As you can see, everything could not be thought of as Insert, Update and Delete. In fact, everything was an event as the following.
If everything was an event, there was no need to keep our data in rows in related tables as we do in the classical method. Then we created a table as in the image below and added each event to this table as a line.
When we look, we see that the event we have defined is just a join of these rows. Each event has its version number. When we join it from bottom to top, the result is as follows.
The event that we have defined represents “Aggregate” as a whole with its information, photos and comments. That’s why AggregateId information is available.
We said that in the “Command” operations we save our data as an event in a database as above. But since we cannot query these rows, we also need to write these events to the database we choose for “Query”. For example when we want to show “incomplete events” in the meetup application, we cannot make an query in the events above.
As I have mentioned in the previous paragraphs, after writing the event information to the database as an event in “Command” operations, we should send this information to a “messaging” queue. We should write a consumer listening to this queue. Through this consumer, we should listen to the “MeetupRegistered” events and write the necessary information and the event information to the “Query” database. In the same way, we should also listen to the “MeetupCompleted” events and delete the event information from the “Query” database.
As you can see above, events from the API in the “Command” area are written to the event store. These events are also sent to the queue. In the “Projection” area, the messages in the queue is written by being processed to the query store. Queries are made in the “Query” area, and results are returned from the API.
This is Event Sourcing. It has unique terms like Aggregate, Projection, Snapshot etc. So, what technologies can we choose for “Command”, “Messaging” and “Query”?
“MSSQL” can be used for events. “RabbitMQ” can be used for “Messaging”. Technologies such as “RavenDB, ElasticSearch, Couchbase” can be used for “Query”. But for Event Sourcing, there is a technology called “Event Store” in the .NET world. This technology offers solutions for “Aggregate” and “Projection”. In other words, in addition to providing the store where we can record the events, it also provides the “Messaging” and “Projection” services, which are necessary for us to record in “Query” databases.

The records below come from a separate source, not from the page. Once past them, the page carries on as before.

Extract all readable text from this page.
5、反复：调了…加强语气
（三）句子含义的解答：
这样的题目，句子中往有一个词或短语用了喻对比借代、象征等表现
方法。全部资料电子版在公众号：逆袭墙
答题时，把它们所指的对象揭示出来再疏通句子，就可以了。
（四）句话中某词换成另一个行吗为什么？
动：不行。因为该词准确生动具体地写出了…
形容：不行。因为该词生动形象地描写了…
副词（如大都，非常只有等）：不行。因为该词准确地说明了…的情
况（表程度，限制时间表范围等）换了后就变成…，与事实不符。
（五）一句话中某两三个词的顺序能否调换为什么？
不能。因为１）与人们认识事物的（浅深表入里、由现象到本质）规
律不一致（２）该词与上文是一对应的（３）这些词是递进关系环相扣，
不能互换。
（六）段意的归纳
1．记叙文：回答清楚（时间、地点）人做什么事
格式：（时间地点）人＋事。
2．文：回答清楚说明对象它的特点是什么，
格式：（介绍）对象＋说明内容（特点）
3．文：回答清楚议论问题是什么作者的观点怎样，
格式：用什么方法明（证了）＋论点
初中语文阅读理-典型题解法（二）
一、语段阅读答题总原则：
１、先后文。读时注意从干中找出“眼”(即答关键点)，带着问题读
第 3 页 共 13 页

I have been adding practical informations to my blog rather than theoretical one. So I have prefered to write Tutorial style articles. But this time, I wanted to give first some theoretical informations for Event Sourcing. I intend to come up with a video that we will put the theory into practice soon. In that video, I will develop a sample application without going into definitions too much. For this reason, I wanted to establish the basis for that video with this theoretical article.